I have more thoughts on this thread but will share later. The bottom line is that ER psych is mostly 1. borderlines who don't need to be in the hospital but end up forcing your hand 2. people who come in under dubious involuntary holds and don't meet admission criteria but the ED wants you to see them because, aparently, they can't see how to discharge someone not suicidal who has good collateral from family and a safety plan 3. someone who's delerious but medicine won't take and they insist it's psychiatric 4. someone who's medically unstable (think OD) but they say they are and 5. a demented patient that the family can't deal with. Maybe 10-20% of the time you may see some legitimately sick people. And then lots of in between. In short, it sucks.

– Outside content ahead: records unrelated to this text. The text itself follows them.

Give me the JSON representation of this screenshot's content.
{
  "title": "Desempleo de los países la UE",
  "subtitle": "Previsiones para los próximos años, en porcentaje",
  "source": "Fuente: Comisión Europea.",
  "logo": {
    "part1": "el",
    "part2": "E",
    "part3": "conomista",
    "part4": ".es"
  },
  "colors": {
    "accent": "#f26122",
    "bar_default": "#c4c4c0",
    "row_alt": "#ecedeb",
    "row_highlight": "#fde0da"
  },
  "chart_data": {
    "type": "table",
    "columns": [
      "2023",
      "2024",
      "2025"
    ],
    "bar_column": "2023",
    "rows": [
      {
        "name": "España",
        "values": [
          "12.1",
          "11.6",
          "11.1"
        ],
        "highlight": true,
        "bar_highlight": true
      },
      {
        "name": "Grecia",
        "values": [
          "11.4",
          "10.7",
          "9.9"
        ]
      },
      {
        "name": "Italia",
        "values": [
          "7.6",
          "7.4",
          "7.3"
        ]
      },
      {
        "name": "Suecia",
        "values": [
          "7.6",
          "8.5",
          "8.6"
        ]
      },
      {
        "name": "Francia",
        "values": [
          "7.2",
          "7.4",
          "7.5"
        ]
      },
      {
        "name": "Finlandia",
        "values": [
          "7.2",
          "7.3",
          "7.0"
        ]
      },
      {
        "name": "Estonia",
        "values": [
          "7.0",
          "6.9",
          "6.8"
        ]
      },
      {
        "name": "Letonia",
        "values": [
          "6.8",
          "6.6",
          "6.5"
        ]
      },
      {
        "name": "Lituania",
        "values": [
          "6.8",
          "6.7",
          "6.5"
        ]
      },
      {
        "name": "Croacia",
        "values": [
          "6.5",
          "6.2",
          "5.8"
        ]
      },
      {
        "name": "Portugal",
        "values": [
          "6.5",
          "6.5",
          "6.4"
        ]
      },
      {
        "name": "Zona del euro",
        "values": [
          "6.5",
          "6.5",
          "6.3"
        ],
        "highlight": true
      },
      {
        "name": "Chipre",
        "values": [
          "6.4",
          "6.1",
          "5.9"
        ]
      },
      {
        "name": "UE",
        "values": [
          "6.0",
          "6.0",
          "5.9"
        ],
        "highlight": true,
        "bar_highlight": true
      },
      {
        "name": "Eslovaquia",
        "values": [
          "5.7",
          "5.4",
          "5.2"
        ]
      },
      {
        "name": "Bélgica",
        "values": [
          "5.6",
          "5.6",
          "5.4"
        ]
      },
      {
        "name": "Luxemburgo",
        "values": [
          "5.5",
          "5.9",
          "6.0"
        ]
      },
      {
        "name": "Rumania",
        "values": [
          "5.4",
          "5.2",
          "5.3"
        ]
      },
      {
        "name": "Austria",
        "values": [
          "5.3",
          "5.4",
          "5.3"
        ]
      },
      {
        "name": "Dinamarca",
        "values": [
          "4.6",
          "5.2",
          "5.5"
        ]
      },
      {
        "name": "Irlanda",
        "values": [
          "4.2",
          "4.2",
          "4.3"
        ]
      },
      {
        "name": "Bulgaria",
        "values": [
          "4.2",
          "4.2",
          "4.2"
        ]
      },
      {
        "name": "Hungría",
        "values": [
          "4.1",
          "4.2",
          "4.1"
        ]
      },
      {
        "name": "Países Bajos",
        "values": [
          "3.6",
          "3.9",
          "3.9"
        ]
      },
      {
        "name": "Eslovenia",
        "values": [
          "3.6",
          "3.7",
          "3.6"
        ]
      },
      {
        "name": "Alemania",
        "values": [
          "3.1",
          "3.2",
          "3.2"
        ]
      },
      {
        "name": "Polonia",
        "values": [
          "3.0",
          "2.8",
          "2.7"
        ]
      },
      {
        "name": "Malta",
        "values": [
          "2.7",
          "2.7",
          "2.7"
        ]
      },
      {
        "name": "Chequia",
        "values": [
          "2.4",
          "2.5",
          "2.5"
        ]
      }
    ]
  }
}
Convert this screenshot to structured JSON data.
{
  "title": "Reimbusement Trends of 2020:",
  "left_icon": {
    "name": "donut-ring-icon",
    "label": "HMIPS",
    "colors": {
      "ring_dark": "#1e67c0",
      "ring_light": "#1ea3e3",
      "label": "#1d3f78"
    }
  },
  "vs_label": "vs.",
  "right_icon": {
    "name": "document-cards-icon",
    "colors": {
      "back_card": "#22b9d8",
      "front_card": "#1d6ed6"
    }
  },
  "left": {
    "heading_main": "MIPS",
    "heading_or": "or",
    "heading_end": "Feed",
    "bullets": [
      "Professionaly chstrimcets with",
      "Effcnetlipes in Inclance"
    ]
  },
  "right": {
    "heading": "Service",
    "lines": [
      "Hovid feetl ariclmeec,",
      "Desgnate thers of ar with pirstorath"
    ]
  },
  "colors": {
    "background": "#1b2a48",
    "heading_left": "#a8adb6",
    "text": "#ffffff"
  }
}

I wouldn't simplify it this much. In our large university hospital we see everything from pregnant patients, mania, psychosis, stroke alerts that turn out to be conversion, children/teen evals, at times prisoners, medical comorbidities, other psych hospitals sending patients to ED as they are catatonic and they don't know whats going on, etc. The consults can be challenging and very stimulating. Similar to consult service.
 
well people get lazy and usually use a one word descriptor which is meaningless like "good", "fair" or "poor". insight as i learned it and teach is is broken down into 3 parts - 1. is the patient willing to accept that their problems may be seen as the result of a mental disorder? 2. are they willing/engaging with providers 3. are they willing to engage in treatment? i will comment on all of them. note that i allow people to reject having a mental illness to still have good insight if they are able to understand why someone might view their problems as the result of a mental disorder but they personally choose to reject the label. but that's just me.
+1. A good mental status exam should include documentation of all of these factors.
 
Thanks again for the various replies. Particulary MacDonaldTriad and st2205 for the more bleak and humorous generalizations. I've had tremendous fun during my few ER psych shifts with residents and I realize this is a small slice of what is to come (it's not a large focus of my psychiatry rotation as with most schools I imagine). At any rate, I must have been very lucky on those shifts I rotated. ER psych seemed high stress with high impact patients and less full of the BS I encountered on other services (I realize the oddity of this statement). I also have a natural tendency to live as a night owl and thought this might be a nice answer to my less professional circadian sleep cycle. Unfortunately as mentioned several times during this thread I could very well see myself burning out even with a desire to work in an ER setting.